Domestic firms drag down country’s trade surplus
The foreign direct investment (FDI) sector posted a trade surplus of more than US$15 billion, but domestic enterprises suffered a trade deficit of nearly US$13.5 billion in the first half of the year, thus pushing down the country’s trade surplus to only US$1.6 billion.
According to the General Department of Vietnam Customs, Vietnam exported US$21.43 billion worth of products and spent US$19.49 billion on imports last month, helping the country enjoy a trade surplus of US$1.93 billion in June and a trade surplus in the first six months after a trade deficit of US$434 million in the January-May period.
In the first half of the year, the nation fetched some US$122.53 billion from exports, while its import bill reached US$120.94 billion, up 7.2% and 8.9% year-on-year, respectively.

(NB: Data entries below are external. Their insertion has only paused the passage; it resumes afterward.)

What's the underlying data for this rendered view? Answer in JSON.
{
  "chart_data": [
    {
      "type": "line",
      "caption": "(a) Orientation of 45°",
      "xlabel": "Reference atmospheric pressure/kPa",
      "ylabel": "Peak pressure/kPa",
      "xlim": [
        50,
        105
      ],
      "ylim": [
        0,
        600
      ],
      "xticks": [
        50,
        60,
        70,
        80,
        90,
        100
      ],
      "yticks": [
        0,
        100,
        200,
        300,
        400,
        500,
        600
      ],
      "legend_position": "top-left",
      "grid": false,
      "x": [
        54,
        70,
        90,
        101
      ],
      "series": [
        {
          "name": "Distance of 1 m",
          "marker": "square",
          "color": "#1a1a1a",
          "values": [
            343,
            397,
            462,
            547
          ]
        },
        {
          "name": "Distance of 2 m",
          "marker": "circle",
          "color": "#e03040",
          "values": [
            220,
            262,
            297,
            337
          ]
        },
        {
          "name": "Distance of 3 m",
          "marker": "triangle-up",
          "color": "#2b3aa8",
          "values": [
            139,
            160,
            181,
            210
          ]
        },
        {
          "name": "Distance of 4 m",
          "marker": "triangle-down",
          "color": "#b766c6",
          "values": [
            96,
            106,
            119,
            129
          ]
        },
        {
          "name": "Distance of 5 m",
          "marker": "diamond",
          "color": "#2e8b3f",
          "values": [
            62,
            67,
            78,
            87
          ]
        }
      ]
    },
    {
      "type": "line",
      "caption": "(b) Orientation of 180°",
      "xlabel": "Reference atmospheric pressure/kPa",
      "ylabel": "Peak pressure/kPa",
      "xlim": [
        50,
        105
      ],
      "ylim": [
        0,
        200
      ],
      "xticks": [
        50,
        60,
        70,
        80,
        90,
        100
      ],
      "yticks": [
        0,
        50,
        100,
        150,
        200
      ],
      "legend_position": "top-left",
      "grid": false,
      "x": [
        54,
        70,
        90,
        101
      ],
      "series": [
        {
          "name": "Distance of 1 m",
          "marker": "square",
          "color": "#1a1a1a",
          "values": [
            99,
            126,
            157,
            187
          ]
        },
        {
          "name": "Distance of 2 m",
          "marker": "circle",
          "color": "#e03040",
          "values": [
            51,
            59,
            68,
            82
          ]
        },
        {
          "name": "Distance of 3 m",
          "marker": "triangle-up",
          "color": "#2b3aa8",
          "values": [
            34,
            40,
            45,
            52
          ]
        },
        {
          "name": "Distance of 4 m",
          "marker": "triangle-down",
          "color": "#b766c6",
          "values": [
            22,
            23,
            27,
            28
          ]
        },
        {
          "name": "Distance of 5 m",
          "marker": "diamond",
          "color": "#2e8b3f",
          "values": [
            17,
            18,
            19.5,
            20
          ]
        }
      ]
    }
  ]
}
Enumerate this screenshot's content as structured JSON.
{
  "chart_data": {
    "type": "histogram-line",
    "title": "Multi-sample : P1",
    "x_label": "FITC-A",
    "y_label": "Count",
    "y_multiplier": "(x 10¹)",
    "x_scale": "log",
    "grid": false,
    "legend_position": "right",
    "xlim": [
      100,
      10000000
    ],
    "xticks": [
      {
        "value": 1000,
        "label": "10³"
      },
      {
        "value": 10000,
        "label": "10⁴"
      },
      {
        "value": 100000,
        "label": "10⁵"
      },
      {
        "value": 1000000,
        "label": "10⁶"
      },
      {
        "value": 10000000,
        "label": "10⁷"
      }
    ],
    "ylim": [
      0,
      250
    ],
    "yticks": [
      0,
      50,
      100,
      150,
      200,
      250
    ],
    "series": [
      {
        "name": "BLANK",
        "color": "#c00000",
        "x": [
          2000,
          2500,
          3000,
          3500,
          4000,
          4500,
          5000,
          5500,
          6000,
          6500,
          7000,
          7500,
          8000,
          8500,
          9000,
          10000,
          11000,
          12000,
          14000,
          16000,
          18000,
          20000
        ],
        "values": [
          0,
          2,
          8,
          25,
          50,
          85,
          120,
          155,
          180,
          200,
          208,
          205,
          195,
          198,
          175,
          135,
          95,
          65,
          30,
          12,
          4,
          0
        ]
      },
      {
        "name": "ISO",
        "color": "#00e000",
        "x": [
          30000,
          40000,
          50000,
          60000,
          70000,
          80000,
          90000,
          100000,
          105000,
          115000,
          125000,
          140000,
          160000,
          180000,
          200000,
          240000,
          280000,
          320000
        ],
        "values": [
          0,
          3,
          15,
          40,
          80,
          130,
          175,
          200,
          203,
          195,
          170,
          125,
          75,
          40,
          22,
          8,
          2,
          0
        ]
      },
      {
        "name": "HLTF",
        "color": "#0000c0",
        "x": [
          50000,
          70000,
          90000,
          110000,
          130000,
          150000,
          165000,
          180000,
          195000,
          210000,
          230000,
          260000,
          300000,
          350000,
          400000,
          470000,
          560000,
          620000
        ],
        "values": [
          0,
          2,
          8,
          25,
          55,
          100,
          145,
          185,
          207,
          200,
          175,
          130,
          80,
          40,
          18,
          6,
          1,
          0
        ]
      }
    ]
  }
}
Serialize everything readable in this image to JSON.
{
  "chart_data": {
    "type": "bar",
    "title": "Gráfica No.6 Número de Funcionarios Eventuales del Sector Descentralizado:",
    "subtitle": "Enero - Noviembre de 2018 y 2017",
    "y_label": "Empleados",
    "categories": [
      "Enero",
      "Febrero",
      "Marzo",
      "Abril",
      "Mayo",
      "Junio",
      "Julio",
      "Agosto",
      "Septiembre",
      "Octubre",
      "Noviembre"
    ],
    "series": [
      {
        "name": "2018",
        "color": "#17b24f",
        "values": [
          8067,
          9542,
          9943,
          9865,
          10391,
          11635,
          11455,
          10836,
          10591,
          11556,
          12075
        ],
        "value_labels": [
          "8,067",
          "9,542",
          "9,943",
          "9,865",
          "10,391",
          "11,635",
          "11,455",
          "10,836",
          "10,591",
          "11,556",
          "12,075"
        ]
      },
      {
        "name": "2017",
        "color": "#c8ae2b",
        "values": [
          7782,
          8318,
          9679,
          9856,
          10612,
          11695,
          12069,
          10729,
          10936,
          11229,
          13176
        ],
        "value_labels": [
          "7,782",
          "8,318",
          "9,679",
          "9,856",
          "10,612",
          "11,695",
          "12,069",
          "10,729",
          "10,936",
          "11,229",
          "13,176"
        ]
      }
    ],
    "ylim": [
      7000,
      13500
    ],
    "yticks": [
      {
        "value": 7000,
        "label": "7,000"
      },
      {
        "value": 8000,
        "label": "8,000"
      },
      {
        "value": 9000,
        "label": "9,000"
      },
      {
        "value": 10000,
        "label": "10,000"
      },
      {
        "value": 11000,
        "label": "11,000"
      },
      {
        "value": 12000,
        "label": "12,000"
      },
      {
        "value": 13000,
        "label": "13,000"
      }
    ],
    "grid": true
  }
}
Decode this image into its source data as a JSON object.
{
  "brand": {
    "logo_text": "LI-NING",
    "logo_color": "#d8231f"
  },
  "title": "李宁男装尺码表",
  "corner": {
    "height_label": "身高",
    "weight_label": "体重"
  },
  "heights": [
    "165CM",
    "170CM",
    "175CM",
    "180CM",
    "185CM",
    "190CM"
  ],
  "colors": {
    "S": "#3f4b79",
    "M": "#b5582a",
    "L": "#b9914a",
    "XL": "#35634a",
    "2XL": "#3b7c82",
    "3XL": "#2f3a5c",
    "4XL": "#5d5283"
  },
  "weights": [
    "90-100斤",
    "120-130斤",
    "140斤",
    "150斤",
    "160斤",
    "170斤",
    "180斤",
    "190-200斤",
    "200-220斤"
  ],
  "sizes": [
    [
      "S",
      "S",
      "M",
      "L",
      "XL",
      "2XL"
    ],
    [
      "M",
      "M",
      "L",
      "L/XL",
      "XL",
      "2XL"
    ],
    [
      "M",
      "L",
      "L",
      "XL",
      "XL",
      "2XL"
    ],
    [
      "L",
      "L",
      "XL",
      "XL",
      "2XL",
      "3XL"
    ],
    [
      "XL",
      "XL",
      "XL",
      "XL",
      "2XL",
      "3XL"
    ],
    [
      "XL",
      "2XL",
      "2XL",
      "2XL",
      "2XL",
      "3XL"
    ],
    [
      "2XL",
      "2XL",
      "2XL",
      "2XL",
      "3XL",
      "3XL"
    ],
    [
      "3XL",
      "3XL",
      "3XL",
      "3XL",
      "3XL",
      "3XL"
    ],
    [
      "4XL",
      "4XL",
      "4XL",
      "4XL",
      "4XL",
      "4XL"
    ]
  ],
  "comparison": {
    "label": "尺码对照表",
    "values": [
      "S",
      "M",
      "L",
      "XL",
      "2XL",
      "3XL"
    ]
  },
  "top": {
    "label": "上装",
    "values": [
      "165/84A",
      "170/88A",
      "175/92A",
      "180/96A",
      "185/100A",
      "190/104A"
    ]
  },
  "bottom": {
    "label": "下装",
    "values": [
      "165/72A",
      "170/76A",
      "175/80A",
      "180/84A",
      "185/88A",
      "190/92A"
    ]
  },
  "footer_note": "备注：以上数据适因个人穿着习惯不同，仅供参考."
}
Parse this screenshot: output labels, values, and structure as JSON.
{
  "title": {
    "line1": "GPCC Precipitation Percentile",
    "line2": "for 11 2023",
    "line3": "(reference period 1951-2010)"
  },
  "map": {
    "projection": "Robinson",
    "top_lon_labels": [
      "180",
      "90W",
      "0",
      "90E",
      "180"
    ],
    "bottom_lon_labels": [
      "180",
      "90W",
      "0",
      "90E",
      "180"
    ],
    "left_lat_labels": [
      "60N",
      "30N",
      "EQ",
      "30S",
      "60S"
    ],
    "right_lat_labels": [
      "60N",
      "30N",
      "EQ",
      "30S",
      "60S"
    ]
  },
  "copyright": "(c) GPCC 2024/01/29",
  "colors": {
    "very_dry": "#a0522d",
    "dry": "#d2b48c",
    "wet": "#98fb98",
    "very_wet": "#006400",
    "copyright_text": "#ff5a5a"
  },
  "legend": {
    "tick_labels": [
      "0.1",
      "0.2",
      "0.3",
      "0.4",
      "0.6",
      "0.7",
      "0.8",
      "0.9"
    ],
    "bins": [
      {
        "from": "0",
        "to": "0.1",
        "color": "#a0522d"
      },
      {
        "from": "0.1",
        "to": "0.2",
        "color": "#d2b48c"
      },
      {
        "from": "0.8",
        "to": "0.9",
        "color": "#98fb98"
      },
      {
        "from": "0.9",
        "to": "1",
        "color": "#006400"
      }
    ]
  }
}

Of the total, the FDI sector contributed US$84.45 billion in exports and US$69.41 in imports.
The customs’ report also showed that Asia accounted for the largest proportion of Vietnam’s total import-export turnover in the period, at US$159.69 billion, but Vietnam ran a trade deficit of US$34.7 billion with this market.
Meanwhile, American countries reported the highest growth rate in trade value with Vietnam, at 20.9% over the same period last year, reaching US$44.06 billion.